The Treasury confirms that the minimum wage will continue without paying personal income tax also in 2026



The interprofessional minimum wage (SMI) will also remain untaxed in 2026. Official sources from the Ministry of Finance confirm that the ministry is willing to update the deduction promoted by the Government in 2025 to prevent the SMI from paying personal income tax and adapt it to the minimum wage that is finally set for 2026. A remuneration that the Ministry of Labor has proposed raising to 1,221 gross euros per month in 14 full-time payments.

The Secretary of State for Labor, Joaquín Pérez Rey, had already announced this Wednesday after meeting with social agents that the SMI would continue to be untaxed in 2026, but the official confirmation of the Ministry of Finance, which is the one with jurisdiction over tax matters, had yet to be confirmed.

In this way, one of the great unknowns that remained pending to define the increase in the minimum wage for this year is cleared up. This same Wednesday, the Ministry of Labor has proposed to the unions and employers to increase this remuneration by 3.1%. This figure was the lowest of the two that the committee of experts appointed by Yolanda Díaz had proposed to calculate how much the minimum wage should rise. Precisely, because it was calculated for a scenario in which the minimum wage continued without paying personal income tax, as has happened to date.

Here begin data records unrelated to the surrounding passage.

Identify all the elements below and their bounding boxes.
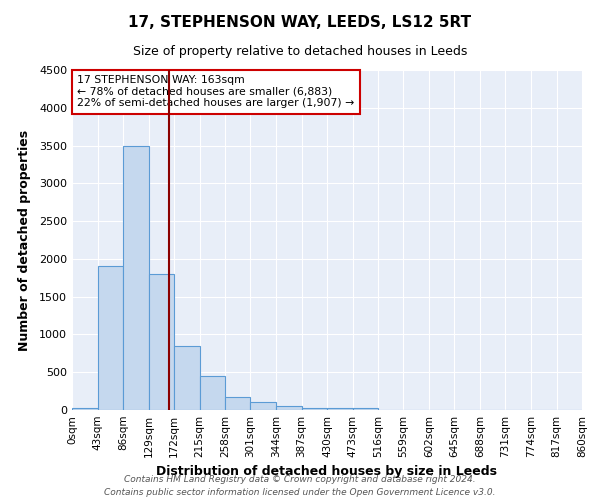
- Bar: [123, 146, 149, 410]
- Bar: [199, 376, 225, 410]
- Y-axis label: Number of detached properties: Number of detached properties: [17, 130, 31, 350]
- Bar: [174, 346, 199, 410]
- Bar: [225, 397, 251, 410]
- Bar: [327, 408, 353, 410]
- Bar: [97, 266, 123, 410]
- Text: Contains public sector information licensed under the Open Government Licence v3: Contains public sector information licen…: [104, 488, 496, 497]
- Text: Contains HM Land Registry data © Crown copyright and database right 2024.: Contains HM Land Registry data © Crown c…: [124, 476, 476, 484]
- Bar: [276, 406, 302, 410]
- Bar: [353, 408, 378, 410]
- Text: 17 STEPHENSON WAY: 163sqm
← 78% of detached houses are smaller (6,883)
22% of se: 17 STEPHENSON WAY: 163sqm ← 78% of detac…: [77, 75, 355, 108]
- Bar: [149, 274, 174, 410]
- Text: 17, STEPHENSON WAY, LEEDS, LS12 5RT: 17, STEPHENSON WAY, LEEDS, LS12 5RT: [128, 15, 472, 30]
- Bar: [72, 408, 97, 410]
- Text: Size of property relative to detached houses in Leeds: Size of property relative to detached ho…: [133, 45, 467, 58]
- Bar: [251, 402, 276, 410]
- X-axis label: Distribution of detached houses by size in Leeds: Distribution of detached houses by size …: [157, 466, 497, 478]
- Bar: [302, 408, 327, 410]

The department headed by María Jesús Montero had already announced in December that the possibility of adapting the deduction created specifically to avoid taxation of the SMI last year was being studied. This tax benefit was approved by law in June of last year and took the form of a deduction of 340 euros for all taxpayers with work income of less than 16,576 euros per year (the amount of the SMI that has been in force in 2025).